With that thought I hear a burst of wind whistling down the street, and I look out my window to watch branches shake and hunks of snow explode into the air, in a blizzard that wafts across my yard and beyond. My heart accepts the current winter chill, but secretly craves the promise of a reawakened spring.

Friday, February 5, 2010

The First Blog: The Feeding Station

Day 1: The "blogging" begins! Since I am a writer and participate in several writing groups, I knew it was time to get on board with the blogging rage. Even so, the weight of responsibility for creating something worth reading is huge to me and it has, quite frankly, deterred me. But as a good friend recently told me, it is time for me to "GET OVER IT!". She also added that "No one is ever going to see it anyway, let alone read it".

Really? No one? lol


2/5/10 Journal Entry: The titmice are gathering in the bare branches of the plum tree. I can see them from my comfy living room couch. They are clearly suspicious of the bird seed that I've set out on the front porch. Last night it was too darn cold to stand out there pouring a 20-pound bag of seed into the feeders. Instead I filled a small pan with a few scoops of the mix and placed it onto one of the porch's lounge chairs that has been braving this winter's storms. To entice the birdies to the unusual new feeding platform, I sprinkled two handfuls of seed along the porch railing. Surely the birdies would approve? If they are hungry enough, they'll eat, wont they? But I see now that the titmice are not at all convinced of its safety.

Titmice have pointed head-dressings that look like tiny feathered dunce-caps crowning their diminutive grey and white bodies. I love their look, and their tweet, and I'd like them to visit often (even if that means I need to pay for their lunch). This business of their being suspicious of my offering is a bit upsetting to me, but not upsetting enough to make me go out in the cold air to refill the actual feeders.

Or is it?

There is a big storm coming and I want the birdies to know that they will have food accessible on my porch, even if all their other feeding grounds are buried under the predicted 18 inches of snow.

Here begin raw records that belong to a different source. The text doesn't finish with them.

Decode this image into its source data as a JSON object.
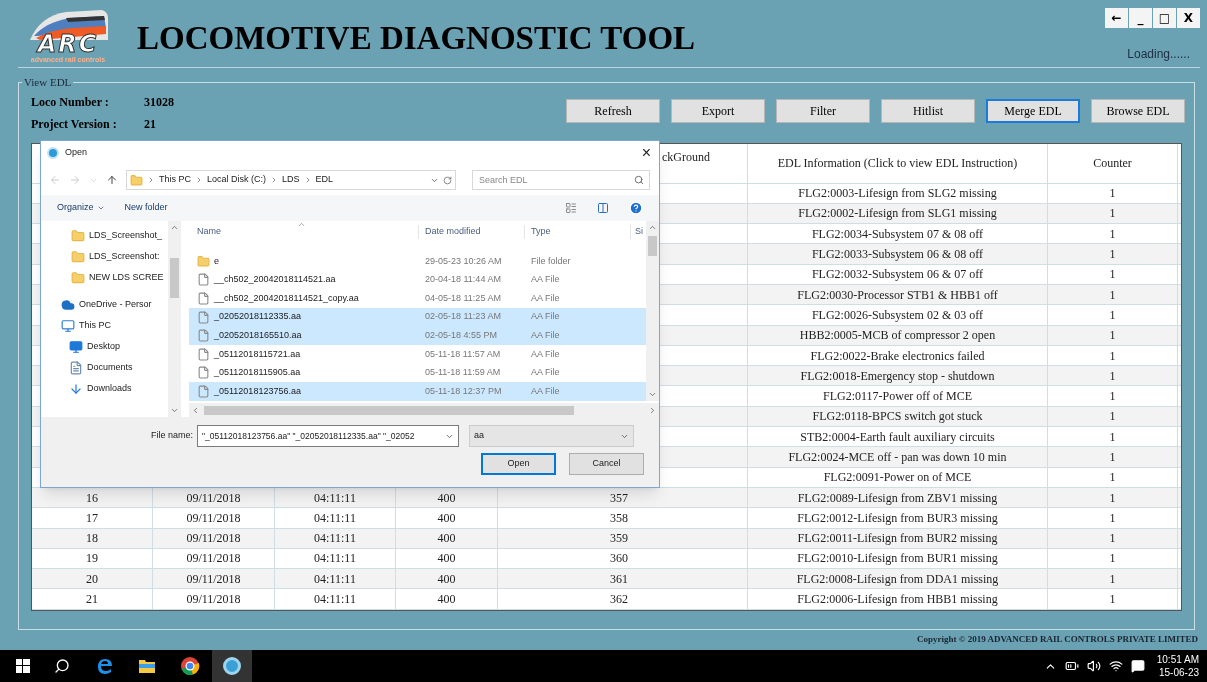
{
  "app": {
    "logo_text": "ARC",
    "logo_tagline": "advanced rail controls",
    "title": "LOCOMOTIVE DIAGNOSTIC TOOL",
    "window_controls": [
      "←",
      "_",
      "□",
      "X"
    ],
    "status": "Loading......"
  },
  "view_edl": {
    "legend": "View EDL",
    "fields": [
      {
        "label": "Loco Number :",
        "value": "31028"
      },
      {
        "label": "Project Version :",
        "value": "21"
      }
    ],
    "buttons": [
      {
        "label": "Refresh",
        "focused": false
      },
      {
        "label": "Export",
        "focused": false
      },
      {
        "label": "Filter",
        "focused": false
      },
      {
        "label": "Hitlist",
        "focused": false
      },
      {
        "label": "Merge EDL",
        "focused": true
      },
      {
        "label": "Browse EDL",
        "focused": false
      }
    ]
  },
  "table": {
    "header": {
      "column_5": "ckGround",
      "edl_information": "EDL Information (Click to view EDL Instruction)",
      "counter": "Counter"
    },
    "rows": [
      {
        "edl_information": "FLG2:0003-Lifesign from SLG2 missing",
        "counter": "1"
      },
      {
        "edl_information": "FLG2:0002-Lifesign from SLG1 missing",
        "counter": "1"
      },
      {
        "edl_information": "FLG2:0034-Subsystem 07 & 08 off",
        "counter": "1"
      },
      {
        "edl_information": "FLG2:0033-Subsystem 06 & 08 off",
        "counter": "1"
      },
      {
        "edl_information": "FLG2:0032-Subsystem 06 & 07 off",
        "counter": "1"
      },
      {
        "edl_information": "FLG2:0030-Processor STB1 & HBB1 off",
        "counter": "1"
      },
      {
        "edl_information": "FLG2:0026-Subsystem 02 & 03 off",
        "counter": "1"
      },
      {
        "edl_information": "HBB2:0005-MCB of compressor 2 open",
        "counter": "1"
      },
      {
        "edl_information": "FLG2:0022-Brake electronics failed",
        "counter": "1"
      },
      {
        "edl_information": "FLG2:0018-Emergency stop - shutdown",
        "counter": "1"
      },
      {
        "edl_information": "FLG2:0117-Power off of MCE",
        "counter": "1"
      },
      {
        "edl_information": "FLG2:0118-BPCS switch got stuck",
        "counter": "1"
      },
      {
        "edl_information": "STB2:0004-Earth fault auxiliary circuits",
        "counter": "1"
      },
      {
        "edl_information": "FLG2:0024-MCE off - pan was down 10 min",
        "counter": "1"
      },
      {
        "edl_information": "FLG2:0091-Power on of MCE",
        "counter": "1"
      },
      {
        "column_1": "16",
        "column_2": "09/11/2018",
        "column_3": "04:11:11",
        "column_4": "400",
        "column_5": "357",
        "edl_information": "FLG2:0089-Lifesign from ZBV1 missing",
        "counter": "1"
      },
      {
        "column_1": "17",
        "column_2": "09/11/2018",
        "column_3": "04:11:11",
        "column_4": "400",
        "column_5": "358",
        "edl_information": "FLG2:0012-Lifesign from BUR3 missing",
        "counter": "1"
      },
      {
        "column_1": "18",
        "column_2": "09/11/2018",
        "column_3": "04:11:11",
        "column_4": "400",
        "column_5": "359",
        "edl_information": "FLG2:0011-Lifesign from BUR2 missing",
        "counter": "1"
      },
      {
        "column_1": "19",
        "column_2": "09/11/2018",
        "column_3": "04:11:11",
        "column_4": "400",
        "column_5": "360",
        "edl_information": "FLG2:0010-Lifesign from BUR1 missing",
        "counter": "1"
      },
      {
        "column_1": "20",
        "column_2": "09/11/2018",
        "column_3": "04:11:11",
        "column_4": "400",
        "column_5": "361",
        "edl_information": "FLG2:0008-Lifesign from DDA1 missing",
        "counter": "1"
      },
      {
        "column_1": "21",
        "column_2": "09/11/2018",
        "column_3": "04:11:11",
        "column_4": "400",
        "column_5": "362",
        "edl_information": "FLG2:0006-Lifesign from HBB1 missing",
        "counter": "1"
      }
    ]
  },
  "copyright": "Copyright © 2019 ADVANCED RAIL CONTROLS PRIVATE LIMITED",
  "dialog": {
    "title": "Open",
    "close": "×",
    "breadcrumb": [
      "This PC",
      "Local Disk (C:)",
      "LDS",
      "EDL"
    ],
    "search_placeholder": "Search EDL",
    "toolbar": [
      "Organize",
      "New folder"
    ],
    "nav": [
      {
        "label": "LDS_Screenshot_",
        "kind": "folder"
      },
      {
        "label": "LDS_Screenshot:",
        "kind": "folder"
      },
      {
        "label": "NEW LDS SCREE",
        "kind": "folder"
      },
      {
        "label": "OneDrive - Persor",
        "kind": "cloud"
      },
      {
        "label": "This PC",
        "kind": "pc"
      },
      {
        "label": "Desktop",
        "kind": "desktop"
      },
      {
        "label": "Documents",
        "kind": "documents"
      },
      {
        "label": "Downloads",
        "kind": "downloads"
      }
    ],
    "columns": [
      "Name",
      "Date modified",
      "Type",
      "Si"
    ],
    "files": [
      {
        "name": "e",
        "date": "29-05-23 10:26 AM",
        "type": "File folder",
        "kind": "folder",
        "selected": false
      },
      {
        "name": "__ch502_20042018114521.aa",
        "date": "20-04-18 11:44 AM",
        "type": "AA File",
        "kind": "file",
        "selected": false
      },
      {
        "name": "__ch502_20042018114521_copy.aa",
        "date": "04-05-18 11:25 AM",
        "type": "AA File",
        "kind": "file",
        "selected": false
      },
      {
        "name": "_02052018112335.aa",
        "date": "02-05-18 11:23 AM",
        "type": "AA File",
        "kind": "file",
        "selected": true
      },
      {
        "name": "_02052018165510.aa",
        "date": "02-05-18 4:55 PM",
        "type": "AA File",
        "kind": "file",
        "selected": true
      },
      {
        "name": "_05112018115721.aa",
        "date": "05-11-18 11:57 AM",
        "type": "AA File",
        "kind": "file",
        "selected": false
      },
      {
        "name": "_05112018115905.aa",
        "date": "05-11-18 11:59 AM",
        "type": "AA File",
        "kind": "file",
        "selected": false
      },
      {
        "name": "_05112018123756.aa",
        "date": "05-11-18 12:37 PM",
        "type": "AA File",
        "kind": "file",
        "selected": true
      }
    ],
    "file_name_label": "File name:",
    "file_name_value": "\"_05112018123756.aa\" \"_02052018112335.aa\" \"_02052",
    "file_type": "aa",
    "buttons": [
      "Open",
      "Cancel"
    ]
  },
  "taskbar": {
    "time": "10:51 AM",
    "date": "15-06-23"
  }
}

I tip-toe into the den to peek out onto the porch. If the titmice are all still flitting about in the plum tree, is no one taking part in the feast I set out? Ah-HA! I see a black-capped chickadee zipping out of the rhododendron to the feed pan. He acts like he is stealing, picking seed swiftly after landing and then darting back into the bush. I wonder if even he is suspicious of this new feeding site? As I ponder this a thought hits me hard: the food is a mere 14" off the porch floor and a cat would have easy pickings if these birds are not careful. A moment later, I see a titmouse land to eat. He stays longer than the chickadee, which only makes that dunce cap seem all the more telling. His titmouse buddies are all still up the in the plum branches, tweeting warnings above their empty hungry bellies. I brush a few stray hairs from my face with the back of my hand, the chickadee comes and flits away but the titmouse continues to eat.

If I care about these precious creatures, it is clear that I will have to fill my hanging feeders before the snow begins to fly. Keep them fed, but keep them safe... a job half-done is no job at all.

That rings true for so many things, doesn't it?